Pursley’s as-yet unnamed poem looks at contemporary events and American myths through a personal lens.

“I think it’s really about the rapidity at which the world is changing, and how the world I once knew is gone,” he said.

Much of that change over the past few years has been positive, Pursley said, “rectifying the wrongs of the past.”

Arts Commission fellowships were awarded based on the recommendations of out-of-state judges who reviewed anonymous work samples.

Pursley is writing his poem in free verse, crafting every line to be the exact same length, a feat that one of the judges called “extremely compelling” and “an audacious ambition.”

“This kind of long-form lyric verse is exceedingly difficult to pull off, especially given a unified measure of line length,” said panelist Sandra Beasley, “but the poet has demonstrably finessed each phrasing and break to complement the constraint.”

Pursley hopes to complete the poem within a year.

Poetry is Pursley’s primary literary focus, although he also writes fiction and non-fiction.

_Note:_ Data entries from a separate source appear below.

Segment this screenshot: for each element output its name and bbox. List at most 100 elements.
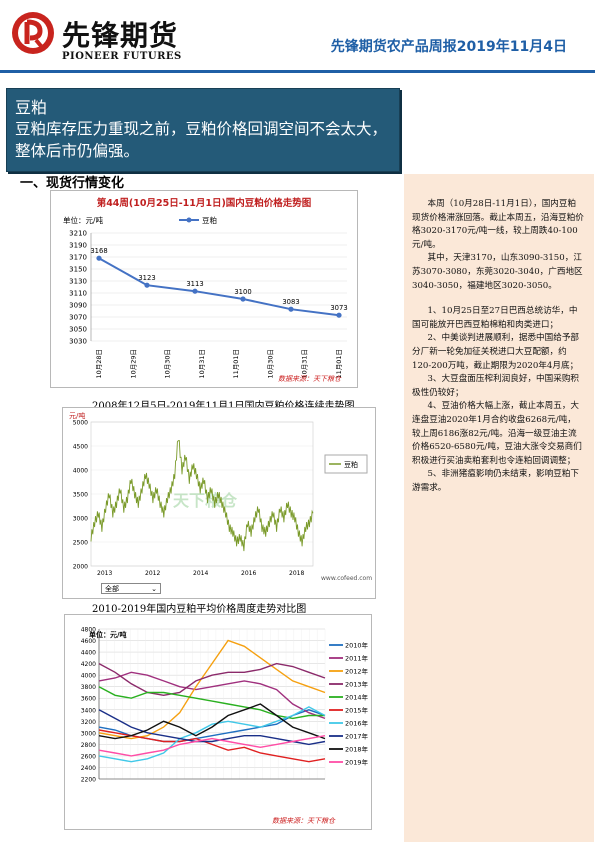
chart3-series-line [98, 662, 326, 697]
chart1-y-tick: 3070 [69, 314, 87, 322]
chart3-y-tick: 2200 [81, 777, 96, 784]
chart3-legend-label: 2010年 [345, 641, 369, 650]
pioneer-logo-icon [12, 12, 54, 54]
chart2-x-tick: 2012 [145, 570, 160, 577]
chart2-legend-box [324, 454, 368, 474]
chart3-series-line [98, 639, 326, 740]
weekly-price-chart: 第44周(10月25日-11月1日)国内豆粕价格走势图 单位：元/吨 豆粕 32… [50, 190, 358, 388]
chart1-data-label: 3083 [282, 298, 299, 306]
chart1-data-label: 3168 [90, 247, 107, 255]
commentary-paragraph: 本周（10月28日-11月1日），国内豆粕现货价格滞涨回落。截止本周五，沿海豆粕… [412, 199, 584, 250]
chart2-y-tick: 2000 [73, 564, 88, 571]
chart3-legend-label: 2017年 [345, 732, 369, 741]
chart3-unit: 单位：元/吨 [89, 630, 127, 639]
chart1-x-tick: 10月31日 [198, 349, 206, 379]
chart2-website: www.cofeed.com [321, 575, 372, 582]
chart1-point [288, 306, 294, 312]
header-divider [0, 70, 595, 73]
chart2-x-tick: 2014 [193, 570, 208, 577]
chart3-series-line [98, 729, 326, 763]
chart1-data-label: 3100 [234, 288, 251, 296]
chart2-y-tick: 3000 [73, 516, 88, 523]
commentary-paragraph: 4、豆油价格大幅上涨，截止本周五，大连盘豆油2020年1月合约收盘6268元/吨… [412, 401, 582, 466]
chevron-down-icon: ⌄ [151, 585, 157, 593]
logo-chinese-name: 先锋期货 [62, 19, 179, 52]
chart3-legend-label: 2015年 [345, 706, 369, 715]
yearly-comparison-chart: 单位：元/吨 4800 4600 4400 4200 4000 3800 3600 3400 3… [64, 614, 372, 830]
section-title: 一、现货行情变化 [20, 176, 125, 191]
chart2-unit: 元/吨 [69, 411, 85, 420]
logo-english-name: PIONEER FUTURES [62, 51, 182, 62]
chart1-x-tick: 10月28日 [95, 349, 103, 379]
chart3-series-line [98, 709, 326, 746]
chart3-legend-label: 2016年 [345, 719, 369, 728]
chart3-series-line [98, 706, 326, 763]
summary-banner: 豆粕 豆粕库存压力重现之前，豆粕价格回调空间不会太大，整体后市仍偏强。 [6, 88, 400, 172]
chart1-y-tick: 3050 [69, 326, 87, 334]
chart2-y-tick: 2500 [73, 540, 88, 547]
chart1-data-label: 3113 [186, 280, 203, 288]
historical-price-chart: 元/吨 5000 4500 4000 3500 3000 2500 2000 2013 2012… [62, 407, 376, 599]
chart3-series-line [98, 671, 326, 720]
chart1-y-tick: 3210 [69, 230, 87, 238]
chart3-legend: 2010年 2011年 2012年 2013年 2014年 2015年 2016年 2017年… [329, 641, 369, 767]
chart1-point [336, 312, 342, 318]
chart3-y-tick: 4800 [81, 627, 96, 634]
chart3-y-tick: 4600 [81, 638, 96, 645]
chart3-y-tick: 3000 [81, 730, 96, 737]
chart3-y-tick: 2800 [81, 742, 96, 749]
chart1-y-tick: 3190 [69, 242, 87, 250]
chart3-marks [98, 639, 326, 763]
commentary-sidebar [404, 174, 594, 842]
chart3-legend-label: 2019年 [345, 758, 369, 767]
chart3-legend-label: 2014年 [345, 693, 369, 702]
chart2-x-tick: 2016 [241, 570, 256, 577]
chart1-x-tick: 10月30日 [266, 349, 274, 379]
commentary-paragraph: 1、10月25日至27日巴西总统访华，中国可能放开巴西豆粕棉粕和肉类进口； [412, 306, 578, 330]
chart3-grid: 4800 4600 4400 4200 4000 3800 3600 3400 3200 3000… [81, 627, 326, 784]
chart3-legend-label: 2018年 [345, 745, 369, 754]
chart3-caption: 2010-2019年国内豆粕平均价格周度走势对比图 [92, 604, 307, 615]
chart1-x-tick: 10月31日 [301, 349, 309, 379]
chart1-legend-label: 豆粕 [202, 215, 217, 225]
range-select-value: 全部 [105, 585, 119, 593]
chart1-point [96, 255, 102, 261]
chart3-y-tick: 4400 [81, 650, 96, 657]
chart1-point [144, 282, 150, 288]
chart2-series-line [90, 439, 314, 552]
chart3-y-tick: 2600 [81, 753, 96, 760]
chart3-source: 数据来源：天下粮仓 [272, 817, 336, 825]
chart3-series-line [98, 703, 326, 740]
chart2-caption: 2008年12月5日-2019年11月1日国内豆粕价格连续走势图 [92, 397, 354, 412]
chart1-y-tick: 3130 [69, 278, 87, 286]
chart1-data-label: 3123 [138, 274, 155, 282]
chart3-series-line [98, 735, 326, 757]
chart3-y-tick: 3800 [81, 684, 96, 691]
chart1-data-label: 3073 [330, 304, 347, 312]
chart3-y-tick: 4200 [81, 661, 96, 668]
commentary-paragraph: 5、非洲猪瘟影响仍未结束，影响豆粕下游需求。 [412, 469, 580, 493]
chart3-legend-label: 2012年 [345, 667, 369, 676]
chart1-y-tick: 3030 [69, 338, 87, 346]
chart3-legend-label: 2013年 [345, 680, 369, 689]
page-header: 先锋期货 PIONEER FUTURES 先锋期货农产品周报2019年11月4日 [0, 0, 595, 78]
chart3-y-tick: 3600 [81, 696, 96, 703]
chart2-y-tick: 4000 [73, 468, 88, 475]
chart2-plot-border [90, 421, 314, 567]
range-select[interactable]: 全部 ⌄ [101, 583, 161, 594]
commentary-paragraph: 2、中美谈判进展顺利，据悉中国给予部分厂新一轮免加征关税进口大豆配额，约120-… [412, 333, 580, 371]
chart1-x-tick: 10月30日 [164, 349, 172, 379]
weekly-price-chart-svg: 第44周(10月25日-11月1日)国内豆粕价格走势图 单位：元/吨 豆粕 32… [63, 197, 348, 383]
chart1-unit: 单位：元/吨 [63, 215, 104, 225]
banner-title: 豆粕 [15, 98, 48, 117]
chart2-x-tick: 2018 [289, 570, 304, 577]
chart2-marks [90, 439, 314, 552]
chart1-legend-marker [186, 217, 192, 223]
chart1-title: 第44周(10月25日-11月1日)国内豆粕价格走势图 [97, 197, 312, 209]
chart1-point [240, 296, 246, 302]
commentary-paragraph: 其中，天津3170，山东3090-3150，江苏3070-3080，东莞3020… [412, 253, 583, 291]
chart1-series-line [98, 257, 340, 317]
banner-text: 豆粕库存压力重现之前，豆粕价格回调空间不会太大，整体后市仍偏强。 [15, 120, 388, 160]
chart1-y-tick: 3110 [69, 290, 87, 298]
commentary-text: 本周（10月28日-11月1日），国内豆粕现货价格滞涨回落。截止本周五，沿海豆粕… [412, 198, 584, 495]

Among his books is a volume of poetry, “If You Have Ghosts.” His work has been published in Poetry, the Colorado Review, and the Western Humanities Review, among others.

Now beginning his 12th year at Clemson, Pursley teaches creative writing as well as 20th and 21st century literature.

Due to COVID-19, Pursley had to cancel this year’s Clemson Literary Festival but all writers scheduled to speak this year have been engaged to appear at next year’s festival.

Pursley earned his B.A. in English at the University of Missouri-Columbia and an MFA in creative writing at the University of Alabama-Tuscaloosa.

Blackman is the director of creative writing at the Fine Arts Center, a magnet high school for the arts in Greenville. She is also co-editor of fiction for Diagram and the founding editor of Crashtest, an online magazine for writers in high school. Her debut novel “Hex” was published in 2016. Blackman spoke at the Clemson Literary Festival in 2019.

The state arts commission awards only four fellowships every year in rotating disciplines. In addition to Pursley and Blackman, fellowships went to choreographer Erin Bailey and dancer Tanya Wideman-Davis, both of Richland County.

“The fellowship program is one of the many ways the South Carolina Arts Commission shows commitment to artistic development and sustainability through its support of South Carolina creatives,” Platts said.